Thursday, November 24, 2022

Mongolia – Nomads in the Orkhon Valley

 



In the past I had already met nomads on trips to Iran and Tibet [1]. These nomads lived in tents, while in Mongolia they live in gers. Most people associate the term nomads with a group of people who somehow aimlessly but romantically wander through a vast area of land, together with their livestock. Perhaps the reason for this misconception is the migration of the Israelites through the desert in the Old Testament.


Wikipedia defines: „A nomad is a member of a community without fixed habitation who regularly moves to and from the same areas.“ [2] I visited pastoral nomads, who move from summer to winter pastures and they do so twice a year, often to exact the same places. They have to stick to this pattern as „mobility is the most efficient strategy for exploiting scarce resources“. If possible they stay close to roads or better tracks as they use trucks, cars, and motorbikes nowadays. They still use horses, but I've seen more herders on motorbikes to drive livestock.

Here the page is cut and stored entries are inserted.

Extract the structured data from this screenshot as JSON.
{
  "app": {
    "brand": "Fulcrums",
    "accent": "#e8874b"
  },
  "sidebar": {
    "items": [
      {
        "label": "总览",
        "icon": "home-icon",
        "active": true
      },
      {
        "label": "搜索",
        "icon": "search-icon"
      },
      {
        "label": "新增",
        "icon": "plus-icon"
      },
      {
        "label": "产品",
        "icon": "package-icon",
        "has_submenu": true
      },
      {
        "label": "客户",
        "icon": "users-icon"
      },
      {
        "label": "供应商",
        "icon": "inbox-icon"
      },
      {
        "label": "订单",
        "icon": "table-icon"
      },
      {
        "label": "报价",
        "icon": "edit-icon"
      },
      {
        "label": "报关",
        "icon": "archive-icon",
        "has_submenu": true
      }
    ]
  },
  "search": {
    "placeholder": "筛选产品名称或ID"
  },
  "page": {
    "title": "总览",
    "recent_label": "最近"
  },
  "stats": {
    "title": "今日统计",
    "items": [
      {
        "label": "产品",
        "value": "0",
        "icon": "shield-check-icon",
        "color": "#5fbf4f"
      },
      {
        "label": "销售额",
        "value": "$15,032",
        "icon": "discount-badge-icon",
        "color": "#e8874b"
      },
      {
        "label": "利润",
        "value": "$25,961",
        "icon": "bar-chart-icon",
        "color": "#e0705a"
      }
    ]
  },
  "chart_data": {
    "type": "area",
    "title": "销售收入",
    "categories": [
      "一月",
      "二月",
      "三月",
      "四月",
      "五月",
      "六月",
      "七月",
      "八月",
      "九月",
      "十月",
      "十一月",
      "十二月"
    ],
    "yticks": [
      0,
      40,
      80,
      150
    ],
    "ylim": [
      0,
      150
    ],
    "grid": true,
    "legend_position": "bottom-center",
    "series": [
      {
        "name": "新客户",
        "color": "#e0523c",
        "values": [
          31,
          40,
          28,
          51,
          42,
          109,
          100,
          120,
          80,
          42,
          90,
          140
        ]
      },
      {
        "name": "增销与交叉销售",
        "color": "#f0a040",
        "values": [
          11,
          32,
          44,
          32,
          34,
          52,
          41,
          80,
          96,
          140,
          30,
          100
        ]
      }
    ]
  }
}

I visited nomads in the Orkhon valley (Орхон голын), which extends along the Orkhon river (Орхоны хөндийн) about 320 km west of Ulaanbaatar. The reason for this is that Orkhon Valley Cultural Landscape (Орхоны хөндийн соёлын дурсгал) has been „inscribed by UNESCO in the World Heritage List as representing the development of nomadic pastoral traditions spanning more than two millennia“ [3].


The driver went to asked in the ger, if it was possible to visit the family. In the meantime I watched  the tethered horses. The poles looked more like the singing wire in old wild west stories. And yes, these horses were picked for riding. The herders use a noose at a pole, which is called urga (урга) [4], to catch horses or other livestock. The horses are used a couple of days for riding and then are released back into the herd and other horses are picked for this duty.


You can see stove pipes at the top of the gers [5]. One would not have to heat the ger during summer, but it is used for cooking milk to evaporate the water. Lets stay with milk for a while. The family owned horses, cattle, sheep and goats. They didn't have camels as the Orkhon valley isn't the desert. I don't know why they didn't have yaks as they thrive there (altitude about 1800 m) as well as all the other livestock [6]. Mare's milk (and camel milk) is used for the fermented airag (айраг), whereas other milks are used for aaruul (aаруул), a Mongolian curd cheese, or the dried and hard khuruud (хурууд). Some curd products are eaten immediately while others are prepared to be stored as the milk season doesn't last all year long (in pastoral societies). Traditionally the aaruul was sliced and then dried by sun and wind on the roof of the ger.


We met the head of the family and were invited into the ger. I forgot to put down his name and the driver didn't remember, when I asked him later. The herder looked after his granddaughter (2 years) and his nieces (8 and 10 years old) as his wife was preparing a wedding in Ulaanbaatar (about 400 km away). His youngest daughter was out to milk the mares. She had just graduated from university with a degree in food technology. The foals are bound near the ger and the mares can roam and look for grass and herbs and return to feed their foals and then are also milked. During summer more milk is consumed and during winter more meat. Meat is usually cooked and the nomads don't eat the young, but rather raise them.

The stove is fired mostly with wood nowadays, gone are the days of collecting and drying dung; though I would not insist on this for remoter areas, which the tourist wouldn't see. They use modern utensils. Some gers have refridgerators powered by solar energy.


The grandfather is still an active man, who won horse races. One could see this near the place of worship in the ger. The family also had an old scripture framed and behind glass, which somehow had survived the iconaclasm during socialistic rule.

I could also sniff at his snuffbox, a ritual to be observed. I'm gratious and very happy having had this chance to look into a traditional ger and not only the gers in the camps for tourists.


Links and Annotations:

[1] https://rheumatologe.blogspot.com/2018/08/visiting-nomads-in-tibet_27.html and
https://rheumatologe.blogspot.com/2018/11/nomads-in-iran-2018.html
[2] https://en.wikipedia.org/wiki/Nomad   
[3] https://en.wikipedia.org/wiki/Orkhon_Valley
[4] Urga (урга) meaning lasso is synonym with Urga, the old name of Ulaanbaatar, which then means palace. Also it's the name of a famous Mongolian movie.
[5] For more on gers / yurts: https://rheumatologe.blogspot.com/2022/10/mongolia-staying-in-ger.html
[6] In the Himalaya region yaks wouldn't thrive well so low, but they do so in Mongolia.